Наступила пауза. Квашнин глядел на друга, широко раскрыв глаза.
– Зачем? – тихо выговорил он наконец.
– Он прогонит ту… свою… за обман.
– Тебе-то что же пользы. Один вред.
– А чем же другим отомстить мне этой проклятой бабе, этой гадине, которая ради себя играла чужою жизнью. Моей жизнью! Она! Моей! Как смела она меня украсть от моих родных, или купить, или отнять…
– Но, может быть, ты был сиротой…
– Давай Бог! Найти теперь Еремку и Маланью, тятьку с мамкой в курной избе, еще того горше будет… Но она вытащила меня из моего крестьянского положения.
– Все это бредни, Михаил Андреевич, – выговорил Квашнин строго. – Когда ты успокоишься, то бросишь все это… Я тебя не узнаю по твоим теперешним речам. Мало разве приемышей, которые благодарны своим названым родителям за то, что они их взяли и возвысили. А ты проклинаешь за… За доброе дело…
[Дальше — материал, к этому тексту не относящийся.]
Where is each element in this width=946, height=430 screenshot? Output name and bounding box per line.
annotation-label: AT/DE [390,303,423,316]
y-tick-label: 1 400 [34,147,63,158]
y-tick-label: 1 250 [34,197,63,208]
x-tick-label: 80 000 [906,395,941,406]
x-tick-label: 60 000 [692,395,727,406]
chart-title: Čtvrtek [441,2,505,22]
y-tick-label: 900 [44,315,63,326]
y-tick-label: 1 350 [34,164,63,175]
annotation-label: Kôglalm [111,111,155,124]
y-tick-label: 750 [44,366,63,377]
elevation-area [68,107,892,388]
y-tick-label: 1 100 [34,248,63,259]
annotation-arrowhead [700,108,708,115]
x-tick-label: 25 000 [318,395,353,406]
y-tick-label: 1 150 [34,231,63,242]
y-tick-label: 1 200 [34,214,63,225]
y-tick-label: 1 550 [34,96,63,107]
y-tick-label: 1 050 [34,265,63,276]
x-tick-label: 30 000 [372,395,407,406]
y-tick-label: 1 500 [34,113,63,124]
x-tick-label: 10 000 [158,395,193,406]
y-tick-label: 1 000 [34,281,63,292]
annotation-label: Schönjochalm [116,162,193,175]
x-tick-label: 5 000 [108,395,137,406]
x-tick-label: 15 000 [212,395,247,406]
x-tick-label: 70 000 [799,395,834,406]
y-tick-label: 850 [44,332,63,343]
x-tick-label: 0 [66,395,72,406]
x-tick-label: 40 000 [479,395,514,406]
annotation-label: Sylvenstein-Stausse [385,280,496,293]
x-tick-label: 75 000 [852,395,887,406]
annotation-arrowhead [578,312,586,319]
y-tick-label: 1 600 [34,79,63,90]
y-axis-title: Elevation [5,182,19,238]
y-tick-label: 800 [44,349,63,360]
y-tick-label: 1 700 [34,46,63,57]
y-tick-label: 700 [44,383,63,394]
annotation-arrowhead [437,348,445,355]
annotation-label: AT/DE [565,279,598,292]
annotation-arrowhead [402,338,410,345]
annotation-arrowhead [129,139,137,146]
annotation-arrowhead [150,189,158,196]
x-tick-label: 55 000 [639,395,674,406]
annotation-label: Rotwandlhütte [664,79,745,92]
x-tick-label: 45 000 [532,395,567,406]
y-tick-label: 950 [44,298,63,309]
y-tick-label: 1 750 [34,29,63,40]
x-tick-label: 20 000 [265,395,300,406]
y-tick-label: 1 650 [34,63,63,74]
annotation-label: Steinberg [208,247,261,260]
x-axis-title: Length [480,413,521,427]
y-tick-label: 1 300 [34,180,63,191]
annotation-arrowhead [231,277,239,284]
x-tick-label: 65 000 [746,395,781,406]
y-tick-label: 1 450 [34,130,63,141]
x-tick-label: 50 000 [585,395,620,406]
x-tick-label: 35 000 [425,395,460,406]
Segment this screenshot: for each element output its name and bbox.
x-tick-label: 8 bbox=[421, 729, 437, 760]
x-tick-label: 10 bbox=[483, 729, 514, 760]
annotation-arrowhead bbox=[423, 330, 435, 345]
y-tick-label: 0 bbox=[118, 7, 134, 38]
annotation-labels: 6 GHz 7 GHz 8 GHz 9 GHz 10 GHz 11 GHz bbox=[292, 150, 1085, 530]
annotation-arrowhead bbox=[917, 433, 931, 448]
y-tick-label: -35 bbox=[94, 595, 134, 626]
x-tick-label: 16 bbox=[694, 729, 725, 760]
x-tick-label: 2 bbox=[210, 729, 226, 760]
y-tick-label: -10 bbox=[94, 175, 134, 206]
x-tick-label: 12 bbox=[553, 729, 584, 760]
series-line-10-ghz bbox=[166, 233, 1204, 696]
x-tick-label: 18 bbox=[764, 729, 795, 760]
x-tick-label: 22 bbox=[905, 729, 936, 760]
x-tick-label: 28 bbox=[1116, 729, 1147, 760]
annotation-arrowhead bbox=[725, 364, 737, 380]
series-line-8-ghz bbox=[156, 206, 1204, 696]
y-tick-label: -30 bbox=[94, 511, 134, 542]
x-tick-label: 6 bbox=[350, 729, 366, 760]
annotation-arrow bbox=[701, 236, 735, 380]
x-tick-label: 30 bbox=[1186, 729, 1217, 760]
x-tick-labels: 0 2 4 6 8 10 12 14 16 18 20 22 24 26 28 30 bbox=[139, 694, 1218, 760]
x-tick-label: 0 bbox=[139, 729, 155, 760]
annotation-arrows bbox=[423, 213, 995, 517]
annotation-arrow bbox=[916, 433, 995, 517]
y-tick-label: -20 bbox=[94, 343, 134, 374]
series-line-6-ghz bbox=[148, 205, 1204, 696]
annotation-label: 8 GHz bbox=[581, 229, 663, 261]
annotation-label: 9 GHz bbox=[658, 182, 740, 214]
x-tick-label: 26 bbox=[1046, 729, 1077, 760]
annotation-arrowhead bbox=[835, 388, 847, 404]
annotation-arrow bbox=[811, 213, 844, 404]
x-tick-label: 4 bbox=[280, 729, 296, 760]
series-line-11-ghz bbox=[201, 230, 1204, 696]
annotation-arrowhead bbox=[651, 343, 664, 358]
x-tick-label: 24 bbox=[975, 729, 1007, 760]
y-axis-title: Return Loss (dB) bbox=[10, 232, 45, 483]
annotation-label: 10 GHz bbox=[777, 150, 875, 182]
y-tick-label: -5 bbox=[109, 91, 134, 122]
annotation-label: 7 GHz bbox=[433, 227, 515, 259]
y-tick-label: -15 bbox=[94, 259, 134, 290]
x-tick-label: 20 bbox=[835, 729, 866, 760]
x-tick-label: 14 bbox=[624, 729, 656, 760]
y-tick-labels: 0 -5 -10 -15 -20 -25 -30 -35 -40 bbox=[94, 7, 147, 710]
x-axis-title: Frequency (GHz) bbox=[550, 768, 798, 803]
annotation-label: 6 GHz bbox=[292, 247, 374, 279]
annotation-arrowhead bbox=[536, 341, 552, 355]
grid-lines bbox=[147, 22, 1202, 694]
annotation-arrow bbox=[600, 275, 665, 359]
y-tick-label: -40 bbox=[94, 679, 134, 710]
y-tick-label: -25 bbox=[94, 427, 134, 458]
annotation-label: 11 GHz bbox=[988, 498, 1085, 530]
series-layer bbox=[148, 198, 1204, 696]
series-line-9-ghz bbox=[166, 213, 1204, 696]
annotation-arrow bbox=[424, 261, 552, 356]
– Пойми. Я бы никогда не видал Евы.
– В этом ни граф, ни она не виноваты.
– Нет, виновны. Они меня с клеймом на лбу пустили по свету. Покуда я пьянствовал да безобразничал, оно мне не мешало, а как только жизнь моя стала было направляться по-человечески… Как я встретил девушку, которую полюбил – клеймо оказалось и я… Что я? Я убит! Я заживо – мертвый! И знаешь ли ты, что будет?!
Шумский встал с кровати и, медленно подойдя к Квашнину, вымолвил:
– Я все-таки ее возьму. Я не дам ее фон Энзе. Нет, не дам. Я ее увезу, насильно… Скроюсь с ней где-нибудь, буду держать взаперти, насильно. Буду любить насильно… А там, после застрелю ее и застрелю себя… А он пусть живет. Пусть живет и знает, что она, любя его, принадлежала мне насильно.
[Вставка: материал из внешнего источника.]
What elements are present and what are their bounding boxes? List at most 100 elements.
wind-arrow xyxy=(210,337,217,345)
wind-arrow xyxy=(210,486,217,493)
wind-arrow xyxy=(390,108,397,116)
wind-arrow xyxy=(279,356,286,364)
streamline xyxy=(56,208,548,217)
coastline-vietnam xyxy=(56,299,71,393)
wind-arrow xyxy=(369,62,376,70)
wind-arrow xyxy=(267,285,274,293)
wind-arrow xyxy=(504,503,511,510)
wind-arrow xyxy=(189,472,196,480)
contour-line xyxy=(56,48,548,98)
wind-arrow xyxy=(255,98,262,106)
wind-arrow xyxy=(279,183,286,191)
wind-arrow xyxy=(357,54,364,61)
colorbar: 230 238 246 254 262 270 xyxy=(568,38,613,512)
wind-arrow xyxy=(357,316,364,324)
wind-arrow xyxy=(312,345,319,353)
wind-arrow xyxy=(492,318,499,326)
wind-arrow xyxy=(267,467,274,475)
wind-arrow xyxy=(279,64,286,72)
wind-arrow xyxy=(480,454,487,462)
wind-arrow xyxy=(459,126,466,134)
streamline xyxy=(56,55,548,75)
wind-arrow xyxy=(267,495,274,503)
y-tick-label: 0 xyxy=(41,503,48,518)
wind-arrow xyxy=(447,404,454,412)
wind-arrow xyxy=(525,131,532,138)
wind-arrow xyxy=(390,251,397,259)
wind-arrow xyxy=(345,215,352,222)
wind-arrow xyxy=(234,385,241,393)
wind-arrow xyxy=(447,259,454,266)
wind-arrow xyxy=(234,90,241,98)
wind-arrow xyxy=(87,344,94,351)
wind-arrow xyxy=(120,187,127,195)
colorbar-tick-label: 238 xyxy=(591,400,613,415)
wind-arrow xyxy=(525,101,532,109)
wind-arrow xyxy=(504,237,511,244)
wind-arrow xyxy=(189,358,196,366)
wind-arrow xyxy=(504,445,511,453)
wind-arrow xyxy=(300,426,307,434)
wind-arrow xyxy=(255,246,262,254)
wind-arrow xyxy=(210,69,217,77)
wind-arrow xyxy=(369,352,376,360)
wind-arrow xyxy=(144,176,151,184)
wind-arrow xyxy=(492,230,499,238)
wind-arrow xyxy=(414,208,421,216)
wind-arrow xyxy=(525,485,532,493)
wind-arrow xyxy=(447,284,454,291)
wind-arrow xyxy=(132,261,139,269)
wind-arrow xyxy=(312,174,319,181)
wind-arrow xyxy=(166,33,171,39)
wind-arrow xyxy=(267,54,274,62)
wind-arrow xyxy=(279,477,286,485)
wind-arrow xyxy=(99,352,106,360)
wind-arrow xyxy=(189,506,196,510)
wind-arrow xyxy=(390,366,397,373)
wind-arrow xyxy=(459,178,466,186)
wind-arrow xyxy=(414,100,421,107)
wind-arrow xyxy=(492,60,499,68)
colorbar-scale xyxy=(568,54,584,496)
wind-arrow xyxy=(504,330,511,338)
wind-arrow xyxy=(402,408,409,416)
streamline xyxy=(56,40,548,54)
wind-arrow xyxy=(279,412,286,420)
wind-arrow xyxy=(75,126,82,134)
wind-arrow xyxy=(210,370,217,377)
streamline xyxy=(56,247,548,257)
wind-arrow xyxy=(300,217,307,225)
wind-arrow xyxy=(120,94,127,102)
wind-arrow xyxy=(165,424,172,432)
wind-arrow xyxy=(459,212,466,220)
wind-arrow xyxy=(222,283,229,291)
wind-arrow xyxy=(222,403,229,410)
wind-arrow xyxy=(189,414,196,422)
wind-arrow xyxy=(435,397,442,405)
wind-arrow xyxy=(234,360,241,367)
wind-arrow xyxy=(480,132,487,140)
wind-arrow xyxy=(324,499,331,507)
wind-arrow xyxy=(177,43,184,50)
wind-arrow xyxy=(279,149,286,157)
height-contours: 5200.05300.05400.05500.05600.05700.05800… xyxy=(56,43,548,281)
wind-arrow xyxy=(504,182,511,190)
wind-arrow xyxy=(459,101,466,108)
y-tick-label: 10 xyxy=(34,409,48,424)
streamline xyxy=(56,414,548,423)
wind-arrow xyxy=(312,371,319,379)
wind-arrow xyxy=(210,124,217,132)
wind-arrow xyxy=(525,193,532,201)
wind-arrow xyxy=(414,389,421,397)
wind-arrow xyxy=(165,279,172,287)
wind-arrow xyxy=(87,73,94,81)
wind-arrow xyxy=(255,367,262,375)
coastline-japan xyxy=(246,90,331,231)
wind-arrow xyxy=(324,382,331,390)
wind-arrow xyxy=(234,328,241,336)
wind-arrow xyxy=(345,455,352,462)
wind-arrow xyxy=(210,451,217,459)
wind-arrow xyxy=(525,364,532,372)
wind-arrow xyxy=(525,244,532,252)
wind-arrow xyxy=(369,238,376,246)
– Она его не любит, а любит тебя…
– Нет. Его она любит! Я это знаю теперь.
– А я говорю: нет!
– Ты не можешь знать. У меня есть доказательства. Портрет, который я рисовал.
– Я тебе говорю, что она любит тебя и дала согласие идти за фон Энзе по приказанию отца! – громко и твердо выговорил Квашнин.
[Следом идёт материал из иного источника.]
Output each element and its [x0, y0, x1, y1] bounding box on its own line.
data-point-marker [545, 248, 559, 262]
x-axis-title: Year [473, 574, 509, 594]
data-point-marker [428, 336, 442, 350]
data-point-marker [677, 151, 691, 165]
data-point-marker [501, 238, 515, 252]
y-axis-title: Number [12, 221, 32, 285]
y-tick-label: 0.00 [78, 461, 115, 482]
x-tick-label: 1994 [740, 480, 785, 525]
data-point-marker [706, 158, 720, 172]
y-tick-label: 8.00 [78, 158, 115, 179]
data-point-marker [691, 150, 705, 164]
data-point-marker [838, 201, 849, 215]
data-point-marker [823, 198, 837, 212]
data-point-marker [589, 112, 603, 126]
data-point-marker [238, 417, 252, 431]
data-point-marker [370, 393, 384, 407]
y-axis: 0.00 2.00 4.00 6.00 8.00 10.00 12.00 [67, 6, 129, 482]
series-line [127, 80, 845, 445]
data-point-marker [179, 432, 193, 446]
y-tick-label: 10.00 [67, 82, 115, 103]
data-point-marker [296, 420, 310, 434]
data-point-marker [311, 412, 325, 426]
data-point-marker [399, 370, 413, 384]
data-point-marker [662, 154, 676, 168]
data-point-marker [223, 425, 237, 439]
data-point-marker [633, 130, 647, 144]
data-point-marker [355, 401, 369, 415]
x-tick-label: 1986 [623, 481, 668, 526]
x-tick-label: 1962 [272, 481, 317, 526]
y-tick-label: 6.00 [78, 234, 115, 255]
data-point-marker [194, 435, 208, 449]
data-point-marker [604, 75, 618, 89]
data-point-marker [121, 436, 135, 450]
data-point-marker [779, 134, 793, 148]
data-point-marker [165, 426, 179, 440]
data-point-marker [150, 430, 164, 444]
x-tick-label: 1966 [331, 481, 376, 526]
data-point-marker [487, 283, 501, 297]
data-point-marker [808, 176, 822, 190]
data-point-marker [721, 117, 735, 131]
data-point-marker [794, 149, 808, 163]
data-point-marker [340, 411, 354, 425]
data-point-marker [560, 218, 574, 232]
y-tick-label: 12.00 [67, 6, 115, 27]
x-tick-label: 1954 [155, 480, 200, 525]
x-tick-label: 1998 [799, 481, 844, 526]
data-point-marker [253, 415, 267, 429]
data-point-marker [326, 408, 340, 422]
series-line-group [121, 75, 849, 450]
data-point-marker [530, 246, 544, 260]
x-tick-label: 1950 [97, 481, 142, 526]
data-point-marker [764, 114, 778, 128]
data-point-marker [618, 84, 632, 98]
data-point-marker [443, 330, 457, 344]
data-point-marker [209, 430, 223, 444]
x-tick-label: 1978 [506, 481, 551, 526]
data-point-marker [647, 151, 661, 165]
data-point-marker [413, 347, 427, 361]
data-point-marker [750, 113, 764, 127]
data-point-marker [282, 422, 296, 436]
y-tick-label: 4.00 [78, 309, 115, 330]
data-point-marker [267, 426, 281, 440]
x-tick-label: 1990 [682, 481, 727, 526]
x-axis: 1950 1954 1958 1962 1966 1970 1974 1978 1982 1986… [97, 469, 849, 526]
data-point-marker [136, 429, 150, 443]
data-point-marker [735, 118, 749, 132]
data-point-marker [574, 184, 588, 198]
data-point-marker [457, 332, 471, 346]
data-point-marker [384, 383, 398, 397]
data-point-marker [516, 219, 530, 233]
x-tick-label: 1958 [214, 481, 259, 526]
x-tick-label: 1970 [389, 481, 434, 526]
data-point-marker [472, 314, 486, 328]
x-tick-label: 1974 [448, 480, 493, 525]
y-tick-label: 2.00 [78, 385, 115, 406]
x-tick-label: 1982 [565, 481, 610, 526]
– Ты-то почему это знаешь?
– Мне это сейчас дал понять сам барон, у которого я был.
– Квашнин?! – вскрикнул Шумский.
– Да. Я верно знаю! Я его просил сказать мне честно: любит ли баронесса улана или идет за него только по его приказу, а сама любит тебя? Он промолчал, а потом сказал: «к несчастью, но это пройдет».
Шумский бросился на Квашнина, обхватил его руками и крепко поцеловал.
– Это все! Все! Больше мне ничего не надо, никого не надо! – тихо произнес он дрогнувшим от чувства голосом.
LIV
Разумеется, Шумский начал расспрашивать приятеля о его визите к барону и их беседе. Квашнин передал все подробно, и Шумский вдруг понурился и глубоко задумался.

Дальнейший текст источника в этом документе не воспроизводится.